Lambert – Ambos os pontos são importantes. O texto preliminar da BNC não vai levar à evolução que o Brasil espera ter em sua educação. Por isso, os primeiros anos da escola deveriam ser focados em desenvolver os conhecimentos básicos da letramento e matemática, mas aprendizado é mais que isso. A experiência escolar deve contemplar o desenvolvimento de capacidades e comportamentos que os jovens podem incorporar às suas vidas agora e no futuro. O desenvolvimento integral é algo que pode ser alcançado, já foi realizado por outros países, existem técnicas sobre como isso pode ser feito, que podem ajudar o Brasil e o movimento de mobilização que busca incluir no currículo todas essas expectativas de aprendizagem. É importante entender que, à medida que os alunos evoluem na escola, se eles trabalharem todas essas capacidades, o aprendizado se torna mais relevante, as aulas ficam mais engajadoras e os resultados do sistema de educação serão melhores do que os registrados atualmente.
Porvir – Em termos práticos, quais devem ser próximos passos para a construção do currículo?
Lambert – Vocês têm um primeiro rascunho. Tenho certeza de que terão um segundo, depois um terceiro… É natural que ocorra um aprimoramento do currículo em relação a essa primeira versão. É preciso deixar a visão do que se espera que os alunos aprendam mais clara. Com isso em mente, os responsáveis pelas áreas de conhecimento no currículo devem revisar seus textos e inserir propostas que desenvolvam as capacidades escolhidas, sem perder os conteúdos relevantes para cada disciplina, mas garantindo que elas sejam integradas ao aprendizado das disciplinas. Há muito a ser feito, em um período curto de tempo, mas se forem estabelecidas prioridades, como por exemplo escolher áreas de conhecimento para serem realizadas e implementadas antes de outras, ajustar a progressão do aprendizado e elevar o nível de exigência sobre os alunos, isso pode ser alcançado.

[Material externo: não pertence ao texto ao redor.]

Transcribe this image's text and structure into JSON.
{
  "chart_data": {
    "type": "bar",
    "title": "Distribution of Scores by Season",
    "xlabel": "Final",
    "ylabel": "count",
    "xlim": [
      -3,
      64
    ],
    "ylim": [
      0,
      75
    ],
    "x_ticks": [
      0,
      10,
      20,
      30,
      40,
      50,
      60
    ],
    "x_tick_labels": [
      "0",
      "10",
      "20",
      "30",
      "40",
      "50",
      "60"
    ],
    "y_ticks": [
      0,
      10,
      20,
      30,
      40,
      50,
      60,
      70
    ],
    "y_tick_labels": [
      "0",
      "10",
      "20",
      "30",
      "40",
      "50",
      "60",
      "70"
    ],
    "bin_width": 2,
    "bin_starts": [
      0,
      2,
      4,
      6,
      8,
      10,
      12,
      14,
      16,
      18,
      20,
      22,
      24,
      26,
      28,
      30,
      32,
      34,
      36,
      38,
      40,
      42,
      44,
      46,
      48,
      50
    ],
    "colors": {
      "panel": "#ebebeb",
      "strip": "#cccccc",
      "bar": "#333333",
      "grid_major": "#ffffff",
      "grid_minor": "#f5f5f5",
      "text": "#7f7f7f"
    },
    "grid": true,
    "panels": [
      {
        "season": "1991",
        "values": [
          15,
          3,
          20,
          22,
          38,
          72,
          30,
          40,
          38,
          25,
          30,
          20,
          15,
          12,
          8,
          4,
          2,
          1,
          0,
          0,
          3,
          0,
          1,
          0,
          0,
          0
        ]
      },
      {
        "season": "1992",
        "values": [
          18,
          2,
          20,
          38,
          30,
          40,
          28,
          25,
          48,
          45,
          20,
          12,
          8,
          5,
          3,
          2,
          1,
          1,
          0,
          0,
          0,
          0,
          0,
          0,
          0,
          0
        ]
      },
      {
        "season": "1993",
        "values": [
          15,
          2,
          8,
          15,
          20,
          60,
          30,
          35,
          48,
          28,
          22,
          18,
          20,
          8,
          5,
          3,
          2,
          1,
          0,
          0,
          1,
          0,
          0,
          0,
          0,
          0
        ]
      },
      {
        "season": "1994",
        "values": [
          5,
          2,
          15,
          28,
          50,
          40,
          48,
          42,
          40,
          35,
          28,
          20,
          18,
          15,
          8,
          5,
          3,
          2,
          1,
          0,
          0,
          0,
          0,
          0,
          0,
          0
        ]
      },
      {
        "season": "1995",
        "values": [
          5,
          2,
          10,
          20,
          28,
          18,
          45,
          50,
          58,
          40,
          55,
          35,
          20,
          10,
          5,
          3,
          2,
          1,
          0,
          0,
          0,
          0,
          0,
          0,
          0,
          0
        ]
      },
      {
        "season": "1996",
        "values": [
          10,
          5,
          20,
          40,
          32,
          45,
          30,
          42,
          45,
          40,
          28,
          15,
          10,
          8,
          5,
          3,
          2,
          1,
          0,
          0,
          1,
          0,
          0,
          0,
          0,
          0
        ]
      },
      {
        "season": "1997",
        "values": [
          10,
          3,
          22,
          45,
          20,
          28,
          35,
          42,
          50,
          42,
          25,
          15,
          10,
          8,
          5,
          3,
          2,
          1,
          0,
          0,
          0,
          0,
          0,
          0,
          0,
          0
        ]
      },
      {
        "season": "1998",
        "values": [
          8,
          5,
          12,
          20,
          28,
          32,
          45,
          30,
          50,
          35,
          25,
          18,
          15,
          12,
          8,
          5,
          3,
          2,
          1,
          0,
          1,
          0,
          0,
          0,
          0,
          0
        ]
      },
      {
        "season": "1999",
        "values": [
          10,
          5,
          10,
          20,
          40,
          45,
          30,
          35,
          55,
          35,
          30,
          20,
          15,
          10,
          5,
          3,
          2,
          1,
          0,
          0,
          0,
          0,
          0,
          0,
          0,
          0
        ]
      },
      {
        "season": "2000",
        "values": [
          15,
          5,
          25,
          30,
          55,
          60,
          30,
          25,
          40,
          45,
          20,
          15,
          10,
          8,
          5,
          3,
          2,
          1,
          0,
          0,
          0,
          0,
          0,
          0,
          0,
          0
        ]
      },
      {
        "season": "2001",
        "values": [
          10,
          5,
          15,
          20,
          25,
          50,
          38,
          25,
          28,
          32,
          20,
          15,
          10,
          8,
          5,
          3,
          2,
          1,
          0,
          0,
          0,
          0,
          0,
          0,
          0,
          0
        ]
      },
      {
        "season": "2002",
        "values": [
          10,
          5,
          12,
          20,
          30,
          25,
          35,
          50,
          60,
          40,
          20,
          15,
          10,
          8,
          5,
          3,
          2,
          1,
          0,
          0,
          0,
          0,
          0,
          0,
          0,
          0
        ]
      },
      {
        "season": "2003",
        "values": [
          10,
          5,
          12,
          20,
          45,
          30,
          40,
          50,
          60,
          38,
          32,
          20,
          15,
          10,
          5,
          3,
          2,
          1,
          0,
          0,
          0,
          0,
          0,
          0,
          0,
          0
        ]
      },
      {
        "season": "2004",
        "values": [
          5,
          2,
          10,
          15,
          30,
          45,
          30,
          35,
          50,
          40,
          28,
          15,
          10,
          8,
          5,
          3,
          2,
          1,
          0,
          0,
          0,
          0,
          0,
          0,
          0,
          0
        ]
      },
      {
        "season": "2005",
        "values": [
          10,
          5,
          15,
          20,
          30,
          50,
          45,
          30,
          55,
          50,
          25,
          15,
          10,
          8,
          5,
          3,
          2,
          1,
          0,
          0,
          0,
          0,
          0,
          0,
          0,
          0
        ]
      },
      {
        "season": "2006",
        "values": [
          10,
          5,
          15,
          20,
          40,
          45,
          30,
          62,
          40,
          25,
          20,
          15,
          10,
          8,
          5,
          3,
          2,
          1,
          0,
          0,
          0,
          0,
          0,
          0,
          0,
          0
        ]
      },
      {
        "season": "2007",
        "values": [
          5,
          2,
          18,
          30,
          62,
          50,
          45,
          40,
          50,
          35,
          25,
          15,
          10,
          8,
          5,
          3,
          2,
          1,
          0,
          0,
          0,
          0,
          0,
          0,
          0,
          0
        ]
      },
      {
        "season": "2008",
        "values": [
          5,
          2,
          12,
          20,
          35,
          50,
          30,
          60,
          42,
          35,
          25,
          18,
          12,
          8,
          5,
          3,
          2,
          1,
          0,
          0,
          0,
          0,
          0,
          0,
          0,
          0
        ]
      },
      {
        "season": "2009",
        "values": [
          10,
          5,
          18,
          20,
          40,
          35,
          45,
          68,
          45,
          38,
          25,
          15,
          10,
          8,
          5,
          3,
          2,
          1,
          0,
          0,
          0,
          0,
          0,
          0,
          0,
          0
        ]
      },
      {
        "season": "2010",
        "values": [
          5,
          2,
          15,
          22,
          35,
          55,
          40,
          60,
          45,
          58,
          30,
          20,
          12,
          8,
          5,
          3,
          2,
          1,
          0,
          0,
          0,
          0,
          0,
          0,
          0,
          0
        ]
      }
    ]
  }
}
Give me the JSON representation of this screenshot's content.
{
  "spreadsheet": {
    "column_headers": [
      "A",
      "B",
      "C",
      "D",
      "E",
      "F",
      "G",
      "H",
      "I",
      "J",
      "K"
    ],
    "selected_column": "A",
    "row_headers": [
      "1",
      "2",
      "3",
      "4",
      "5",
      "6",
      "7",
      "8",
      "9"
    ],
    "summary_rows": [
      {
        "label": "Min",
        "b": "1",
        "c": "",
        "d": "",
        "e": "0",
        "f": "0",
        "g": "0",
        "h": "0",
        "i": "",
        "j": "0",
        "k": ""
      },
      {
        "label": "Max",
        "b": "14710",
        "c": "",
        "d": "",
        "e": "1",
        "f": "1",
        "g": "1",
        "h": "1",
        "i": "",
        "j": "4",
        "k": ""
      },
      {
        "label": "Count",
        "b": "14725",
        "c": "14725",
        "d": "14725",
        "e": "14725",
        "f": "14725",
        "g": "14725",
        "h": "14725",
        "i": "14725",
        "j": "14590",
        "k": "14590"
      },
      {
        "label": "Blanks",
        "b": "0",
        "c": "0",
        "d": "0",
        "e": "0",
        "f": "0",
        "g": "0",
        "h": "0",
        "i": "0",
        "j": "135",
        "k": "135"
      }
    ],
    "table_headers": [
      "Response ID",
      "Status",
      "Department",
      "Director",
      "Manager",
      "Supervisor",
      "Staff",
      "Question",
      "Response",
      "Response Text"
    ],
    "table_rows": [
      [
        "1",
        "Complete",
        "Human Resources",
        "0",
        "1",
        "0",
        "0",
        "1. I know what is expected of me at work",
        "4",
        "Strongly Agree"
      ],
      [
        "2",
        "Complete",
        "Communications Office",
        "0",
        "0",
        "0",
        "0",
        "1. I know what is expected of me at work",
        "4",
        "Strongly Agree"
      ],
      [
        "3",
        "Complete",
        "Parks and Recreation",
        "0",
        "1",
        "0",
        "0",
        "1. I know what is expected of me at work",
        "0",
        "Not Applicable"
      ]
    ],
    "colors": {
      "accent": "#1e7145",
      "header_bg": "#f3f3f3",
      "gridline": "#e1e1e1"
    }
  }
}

Porvir – E como deve ser o trabalho de preparação dos professores para trabalhar essas capacidades?
Lambert – É difícil generalizar. Alguns professores ficarão muito entusiasmados para realizar esse trabalho e estão ansiosos por um currículo com esse olhar. A formação deve acontecer integrada com a implementação do currículo, a ser realizada pelos Estados e municípios. É preciso identificar algumas prioridades e não tentar fazer tudo ao mesmo tempo. Mas procurar as prioridades, garantir uma boa formação nessas áreas e dar apoio a esse trabalho. Material pedagógico também é muito importante. Esses recursos podem vir do setor privado, de ONGs, do governo. Certamente vai ser interessante para empresas e editoras produzirem materiais, uma vez que o currículo nacional cria uma demanda nacional.